GAZIANTEP, Turkey — Residents of Manbij, in Aleppo's countryside, tell of heinous crimes and difficult living conditions at the hands of Islamic State (IS) fighters. The residents say that the number of people who are stuck in IS-controlled areas and who wish to escape is much larger than those who managed to flee.
Hussein al-Awad is one of those who fled and recently made it to the Aleppo Road, located south of the city and currently under the control of the Syrian Democratic Forces (SDF). He told Al-Monitor about his older brother Abdullah who decided to leave Manbij, where fierce battles have been taking place since May 31, accompanied by their neighbor Abdulaziz Abu Ahmed. On July 1, they took a side road in order to reach the area controlled by the SDF.
Awad said that his brother and neighbor left their homes at midnight, as “this is the time when IS troops change shifts. We did not hear from them for three days until we learned that they were shot by an IS sniper on July 4.”
This news did not stop Awad and his family to try leave the IS-controlled area. “We are dead either way. Had we stayed in Manbij we would have met our death in a missile bombing, a suicide attack or in an attack by a sniper. At least if we escape we had a chance to reach safety,” Awad said. On July 15, Awad and his family managed to reach the Hazwanah neighborhood, south of Manbij, which is under SDF control.
Al-Monitor spoke with Maryam Ismail, 22, another resident from Manbij who had left. She said, “When I set foot in the liberated Kharija neighborhood, I took off the burqa that was mandatory for women living under IS control [since 2014]. My parents gave me the freedom of choice.”
Ismail now wears a blue shawl that covers her hair and lives with her family. Her father and her brothers did not object to her decision to take off the black burqa. “I love blue. It is the color of the sky, the sea, love and peace,” she said.
Not much news is coming from the IS-controlled areas, save for the posts on the websites and social media pages that IS operates or by people having fled the areas.
Mohammed al-Ali, a man in his early 40s, managed July 10 to reach the SDF-controlled Aleppo Road. He said that he was attending Sharia sessions organized by the IS-affiliated preaching and advocacy office.
“The majority of the residents living in IS-controlled areas are forced to attend Sharia courses and seminars, especially those who commit an offense or protest against the organization’s laws and of course the people who have not pledged allegiance to it,” he told Al-Monitor.

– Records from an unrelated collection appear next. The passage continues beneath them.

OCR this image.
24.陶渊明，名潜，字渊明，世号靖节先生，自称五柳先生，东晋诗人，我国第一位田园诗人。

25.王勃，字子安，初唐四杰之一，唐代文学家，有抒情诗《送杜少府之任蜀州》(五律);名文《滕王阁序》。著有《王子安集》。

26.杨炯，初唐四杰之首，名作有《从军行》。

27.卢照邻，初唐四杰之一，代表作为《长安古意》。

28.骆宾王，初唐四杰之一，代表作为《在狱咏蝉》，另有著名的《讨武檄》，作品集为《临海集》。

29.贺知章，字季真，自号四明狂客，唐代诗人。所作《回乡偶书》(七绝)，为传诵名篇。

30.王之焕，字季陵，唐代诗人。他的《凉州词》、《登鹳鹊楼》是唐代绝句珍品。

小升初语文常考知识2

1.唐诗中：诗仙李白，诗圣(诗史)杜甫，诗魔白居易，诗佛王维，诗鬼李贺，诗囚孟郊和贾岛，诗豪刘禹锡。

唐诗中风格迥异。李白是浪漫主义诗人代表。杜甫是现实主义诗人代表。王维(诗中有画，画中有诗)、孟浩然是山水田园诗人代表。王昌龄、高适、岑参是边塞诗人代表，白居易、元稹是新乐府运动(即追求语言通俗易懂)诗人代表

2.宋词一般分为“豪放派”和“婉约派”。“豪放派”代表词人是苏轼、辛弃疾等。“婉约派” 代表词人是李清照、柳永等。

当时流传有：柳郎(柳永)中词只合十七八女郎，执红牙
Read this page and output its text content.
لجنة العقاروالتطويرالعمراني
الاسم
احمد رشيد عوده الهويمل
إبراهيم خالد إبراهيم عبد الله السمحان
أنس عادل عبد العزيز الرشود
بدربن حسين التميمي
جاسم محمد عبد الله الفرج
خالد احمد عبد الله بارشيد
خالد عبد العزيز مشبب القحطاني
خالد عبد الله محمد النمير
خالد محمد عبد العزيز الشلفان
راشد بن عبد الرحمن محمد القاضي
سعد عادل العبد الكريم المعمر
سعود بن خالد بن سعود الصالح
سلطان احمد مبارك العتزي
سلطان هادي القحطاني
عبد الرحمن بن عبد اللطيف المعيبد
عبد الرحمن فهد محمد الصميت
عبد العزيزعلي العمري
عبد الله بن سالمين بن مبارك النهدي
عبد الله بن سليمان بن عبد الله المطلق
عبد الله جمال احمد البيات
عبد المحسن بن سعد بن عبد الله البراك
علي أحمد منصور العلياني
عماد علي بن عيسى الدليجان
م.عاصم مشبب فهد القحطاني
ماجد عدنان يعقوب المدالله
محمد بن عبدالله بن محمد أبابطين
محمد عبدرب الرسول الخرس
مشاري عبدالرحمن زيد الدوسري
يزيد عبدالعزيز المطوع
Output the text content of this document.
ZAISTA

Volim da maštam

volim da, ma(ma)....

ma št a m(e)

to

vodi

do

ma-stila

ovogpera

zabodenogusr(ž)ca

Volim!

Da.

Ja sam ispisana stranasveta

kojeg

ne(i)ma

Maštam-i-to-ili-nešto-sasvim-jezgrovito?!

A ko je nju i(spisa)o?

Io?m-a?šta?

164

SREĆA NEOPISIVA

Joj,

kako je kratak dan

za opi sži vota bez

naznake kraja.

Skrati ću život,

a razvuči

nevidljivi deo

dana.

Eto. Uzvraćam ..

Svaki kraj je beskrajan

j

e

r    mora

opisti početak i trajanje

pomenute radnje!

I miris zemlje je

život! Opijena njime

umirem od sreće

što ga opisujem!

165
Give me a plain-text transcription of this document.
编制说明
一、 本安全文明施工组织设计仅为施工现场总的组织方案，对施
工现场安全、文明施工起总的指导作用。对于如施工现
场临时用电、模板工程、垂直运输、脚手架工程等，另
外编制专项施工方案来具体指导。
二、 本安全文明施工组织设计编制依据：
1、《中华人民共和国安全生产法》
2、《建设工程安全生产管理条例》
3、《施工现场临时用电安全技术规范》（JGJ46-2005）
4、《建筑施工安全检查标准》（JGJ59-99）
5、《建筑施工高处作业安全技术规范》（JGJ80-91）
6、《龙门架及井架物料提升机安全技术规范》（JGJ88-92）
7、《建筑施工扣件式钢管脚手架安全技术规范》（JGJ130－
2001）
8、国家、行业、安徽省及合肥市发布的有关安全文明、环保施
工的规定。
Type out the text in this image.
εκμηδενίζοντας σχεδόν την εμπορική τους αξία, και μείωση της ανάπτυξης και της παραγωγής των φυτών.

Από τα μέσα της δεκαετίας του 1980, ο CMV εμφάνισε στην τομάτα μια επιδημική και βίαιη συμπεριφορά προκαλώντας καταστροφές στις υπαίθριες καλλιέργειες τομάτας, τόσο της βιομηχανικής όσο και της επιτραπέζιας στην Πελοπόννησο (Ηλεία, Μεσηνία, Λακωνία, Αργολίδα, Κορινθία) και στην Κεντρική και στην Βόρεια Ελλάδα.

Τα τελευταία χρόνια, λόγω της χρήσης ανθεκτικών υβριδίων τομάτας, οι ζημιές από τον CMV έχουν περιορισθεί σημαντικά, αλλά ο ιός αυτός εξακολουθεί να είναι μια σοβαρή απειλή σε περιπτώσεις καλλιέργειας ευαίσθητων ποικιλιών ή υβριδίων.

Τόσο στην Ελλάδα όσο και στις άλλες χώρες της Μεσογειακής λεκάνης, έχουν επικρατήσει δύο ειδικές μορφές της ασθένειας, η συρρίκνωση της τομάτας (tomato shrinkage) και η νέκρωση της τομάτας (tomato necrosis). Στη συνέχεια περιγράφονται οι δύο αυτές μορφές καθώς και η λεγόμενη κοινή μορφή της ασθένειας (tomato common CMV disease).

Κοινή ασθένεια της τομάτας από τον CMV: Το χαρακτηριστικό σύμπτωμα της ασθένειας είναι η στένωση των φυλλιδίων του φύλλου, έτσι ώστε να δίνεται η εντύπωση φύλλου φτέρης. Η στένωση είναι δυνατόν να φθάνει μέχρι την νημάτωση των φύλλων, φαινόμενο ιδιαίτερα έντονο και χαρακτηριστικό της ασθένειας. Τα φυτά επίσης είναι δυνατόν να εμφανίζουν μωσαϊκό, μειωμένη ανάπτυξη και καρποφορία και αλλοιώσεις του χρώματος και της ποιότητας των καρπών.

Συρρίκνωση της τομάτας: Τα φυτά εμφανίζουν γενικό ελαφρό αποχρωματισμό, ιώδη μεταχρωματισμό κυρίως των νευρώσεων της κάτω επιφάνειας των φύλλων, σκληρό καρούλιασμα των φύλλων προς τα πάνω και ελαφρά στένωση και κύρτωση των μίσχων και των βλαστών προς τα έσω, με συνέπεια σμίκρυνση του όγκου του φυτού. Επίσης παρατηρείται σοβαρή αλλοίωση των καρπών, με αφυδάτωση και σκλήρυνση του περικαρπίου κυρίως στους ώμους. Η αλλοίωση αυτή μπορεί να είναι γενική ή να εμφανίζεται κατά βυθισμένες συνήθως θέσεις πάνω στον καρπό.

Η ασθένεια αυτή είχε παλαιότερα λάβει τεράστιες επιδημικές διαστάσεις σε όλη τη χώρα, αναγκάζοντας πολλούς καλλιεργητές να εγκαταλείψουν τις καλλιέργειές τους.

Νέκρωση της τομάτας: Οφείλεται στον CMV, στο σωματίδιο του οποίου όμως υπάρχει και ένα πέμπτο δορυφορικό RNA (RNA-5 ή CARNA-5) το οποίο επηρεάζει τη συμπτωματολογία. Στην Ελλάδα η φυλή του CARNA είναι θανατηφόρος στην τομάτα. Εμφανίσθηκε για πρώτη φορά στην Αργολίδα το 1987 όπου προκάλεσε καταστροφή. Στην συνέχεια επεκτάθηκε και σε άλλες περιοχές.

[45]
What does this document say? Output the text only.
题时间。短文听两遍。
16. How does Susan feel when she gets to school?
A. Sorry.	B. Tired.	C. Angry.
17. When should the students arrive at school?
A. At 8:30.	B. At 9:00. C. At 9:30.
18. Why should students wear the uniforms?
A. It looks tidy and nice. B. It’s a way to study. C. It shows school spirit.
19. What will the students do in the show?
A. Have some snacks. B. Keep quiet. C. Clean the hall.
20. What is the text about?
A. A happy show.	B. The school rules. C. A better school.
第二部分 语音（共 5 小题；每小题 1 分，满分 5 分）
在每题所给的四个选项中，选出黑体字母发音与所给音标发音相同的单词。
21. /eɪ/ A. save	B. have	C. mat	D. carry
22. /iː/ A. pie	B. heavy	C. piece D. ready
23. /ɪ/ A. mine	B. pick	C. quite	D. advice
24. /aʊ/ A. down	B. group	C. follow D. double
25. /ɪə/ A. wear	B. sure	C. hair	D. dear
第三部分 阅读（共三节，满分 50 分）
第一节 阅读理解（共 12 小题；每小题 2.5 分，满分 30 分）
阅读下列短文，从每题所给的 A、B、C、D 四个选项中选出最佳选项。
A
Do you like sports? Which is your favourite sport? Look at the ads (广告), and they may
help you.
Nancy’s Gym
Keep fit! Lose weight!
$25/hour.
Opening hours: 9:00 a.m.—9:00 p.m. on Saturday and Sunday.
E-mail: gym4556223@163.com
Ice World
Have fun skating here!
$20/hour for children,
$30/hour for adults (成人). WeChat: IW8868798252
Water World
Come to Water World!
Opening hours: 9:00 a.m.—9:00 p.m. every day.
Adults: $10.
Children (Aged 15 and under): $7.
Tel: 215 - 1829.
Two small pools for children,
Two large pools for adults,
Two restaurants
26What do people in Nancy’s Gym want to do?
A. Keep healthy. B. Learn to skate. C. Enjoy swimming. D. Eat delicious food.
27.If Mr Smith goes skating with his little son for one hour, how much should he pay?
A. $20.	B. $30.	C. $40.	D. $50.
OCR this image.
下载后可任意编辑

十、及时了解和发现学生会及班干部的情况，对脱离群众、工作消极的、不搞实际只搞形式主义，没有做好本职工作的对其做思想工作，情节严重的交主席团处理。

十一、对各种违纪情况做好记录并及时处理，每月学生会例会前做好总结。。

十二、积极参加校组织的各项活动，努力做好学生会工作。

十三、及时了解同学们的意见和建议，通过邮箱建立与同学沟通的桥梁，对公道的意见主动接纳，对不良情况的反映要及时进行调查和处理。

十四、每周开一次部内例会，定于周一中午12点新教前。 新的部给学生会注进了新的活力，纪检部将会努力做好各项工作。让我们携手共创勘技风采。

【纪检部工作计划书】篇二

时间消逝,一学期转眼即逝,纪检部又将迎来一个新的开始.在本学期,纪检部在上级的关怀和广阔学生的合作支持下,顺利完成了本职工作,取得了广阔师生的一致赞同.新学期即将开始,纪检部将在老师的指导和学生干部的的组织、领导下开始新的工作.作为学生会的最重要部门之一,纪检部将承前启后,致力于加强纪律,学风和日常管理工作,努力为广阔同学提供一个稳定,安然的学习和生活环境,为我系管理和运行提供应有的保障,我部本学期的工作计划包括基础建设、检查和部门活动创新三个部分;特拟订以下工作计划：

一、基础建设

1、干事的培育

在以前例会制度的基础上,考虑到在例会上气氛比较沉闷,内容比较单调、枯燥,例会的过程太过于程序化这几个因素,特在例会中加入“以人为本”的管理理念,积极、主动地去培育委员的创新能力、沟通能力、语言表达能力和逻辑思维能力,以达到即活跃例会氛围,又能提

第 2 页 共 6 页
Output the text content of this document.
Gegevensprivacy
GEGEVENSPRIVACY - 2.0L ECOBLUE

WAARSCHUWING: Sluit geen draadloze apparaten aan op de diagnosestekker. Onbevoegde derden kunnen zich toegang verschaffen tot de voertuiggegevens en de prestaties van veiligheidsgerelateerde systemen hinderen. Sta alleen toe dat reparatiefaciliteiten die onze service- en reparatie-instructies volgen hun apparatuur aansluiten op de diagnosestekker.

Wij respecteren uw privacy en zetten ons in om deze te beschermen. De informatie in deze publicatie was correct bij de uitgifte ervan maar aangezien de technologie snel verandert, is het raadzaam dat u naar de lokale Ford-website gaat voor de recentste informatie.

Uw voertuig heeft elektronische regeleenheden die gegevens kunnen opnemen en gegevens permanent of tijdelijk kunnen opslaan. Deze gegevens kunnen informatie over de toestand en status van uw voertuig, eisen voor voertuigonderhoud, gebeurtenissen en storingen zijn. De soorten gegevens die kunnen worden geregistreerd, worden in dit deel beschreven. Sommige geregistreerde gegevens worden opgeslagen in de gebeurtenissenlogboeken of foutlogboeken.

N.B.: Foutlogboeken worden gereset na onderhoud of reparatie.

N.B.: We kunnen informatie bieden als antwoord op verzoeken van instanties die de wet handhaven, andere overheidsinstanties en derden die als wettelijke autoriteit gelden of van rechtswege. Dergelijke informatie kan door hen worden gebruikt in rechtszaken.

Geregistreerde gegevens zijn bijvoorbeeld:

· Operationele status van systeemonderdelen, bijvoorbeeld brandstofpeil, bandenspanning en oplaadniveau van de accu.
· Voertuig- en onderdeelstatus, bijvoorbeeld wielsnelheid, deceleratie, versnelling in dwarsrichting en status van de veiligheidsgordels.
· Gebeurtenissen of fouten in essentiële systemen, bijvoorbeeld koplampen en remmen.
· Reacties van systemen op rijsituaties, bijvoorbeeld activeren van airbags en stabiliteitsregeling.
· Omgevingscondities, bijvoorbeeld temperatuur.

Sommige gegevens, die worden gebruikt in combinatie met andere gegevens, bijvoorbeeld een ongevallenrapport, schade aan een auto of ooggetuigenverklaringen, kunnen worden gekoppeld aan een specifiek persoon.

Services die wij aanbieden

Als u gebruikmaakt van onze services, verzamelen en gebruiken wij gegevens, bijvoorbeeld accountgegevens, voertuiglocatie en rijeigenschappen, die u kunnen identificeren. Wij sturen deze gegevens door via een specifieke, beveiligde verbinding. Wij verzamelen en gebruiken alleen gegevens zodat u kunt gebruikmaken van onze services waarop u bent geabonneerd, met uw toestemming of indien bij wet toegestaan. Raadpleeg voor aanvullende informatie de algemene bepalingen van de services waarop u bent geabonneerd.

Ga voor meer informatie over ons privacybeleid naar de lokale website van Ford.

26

Another resident who fled Manbij with her family said she did so out of fear that her sons would join IS ranks. Khadija (a pseudonym) told Al-Monitor that her sons who are 10 and 15 had started to be influenced by the IS discourse. “My sons would go regularly to the Sharia school in the city, listened to the sermons of the preacher at the mosque and committed to religious classes. They argued with their father about the Islamic jurisprudence and the need to implement Islamic law. This is why I convinced their father of the need to flee Manbij and save our children from this extremist ideology,” she said.
IS has turned schools into its headquarters and prisons, prevented the official school curriculum from being taught and required that the students attend religious courses. On how to deal with youths and children, particularly those who attended the Sharia classes, Farouq al-Machi, the head of the administration of the city’s civil affairs, which was formed by the Manbij Military Council, told Al-Monitor that his administration is seeking “to open mental hospitals to provide them with treatment, as well as rehabilitation programs focusing on these children and others who were also influenced psychologically by IS.”
IS has control over all life aspects in its area of influence and spreads terror among the people through executions and prison sentences, which have prompted some people to cooperate with the jihadi group. In regard to the fate of those still in Manbij who supported and cooperated with IS, Machi said, “They will be referred to fair local popular courts. As for those who committed crimes of murder, their sentences will increase twofold.”
The SDF reports that the major challenge lies in spreading trust among civilians and bringing them back to their homes. Shirvan Darwish, the official spokesman for the Manbij Military Council, told Al-Monitor that his forces freed thousands of civilians in the countryside of Manbij, and that more than 30,000 people have fled the city recently during the battles.
He said, “They are in desperate need for aid relief. They need health care, food and a safe haven, which local communities cannot achieve on their own.”
Darwish demanded that international institutions assume their moral and legal obligations in this regard. He added, “We must assist the local communities to obtain what they lack by pressuring neighboring countries, especially Turkey and the Kurdistan Region, to open humanitarian corridors.”
He added, “The issue is not limited to the liberation of cities from terrorism. It also requires that the concerned countries and organizations provide civilians with basic necessities at the same time as the liberalization of the cities and towns from the scourge of terrorism.”
The battle for Manbij started more than a month and a half ago, yet conflicting parties have not resolved military operations so far, given the presence of nearly 125,000 civilians who are besieged in the fighting zones.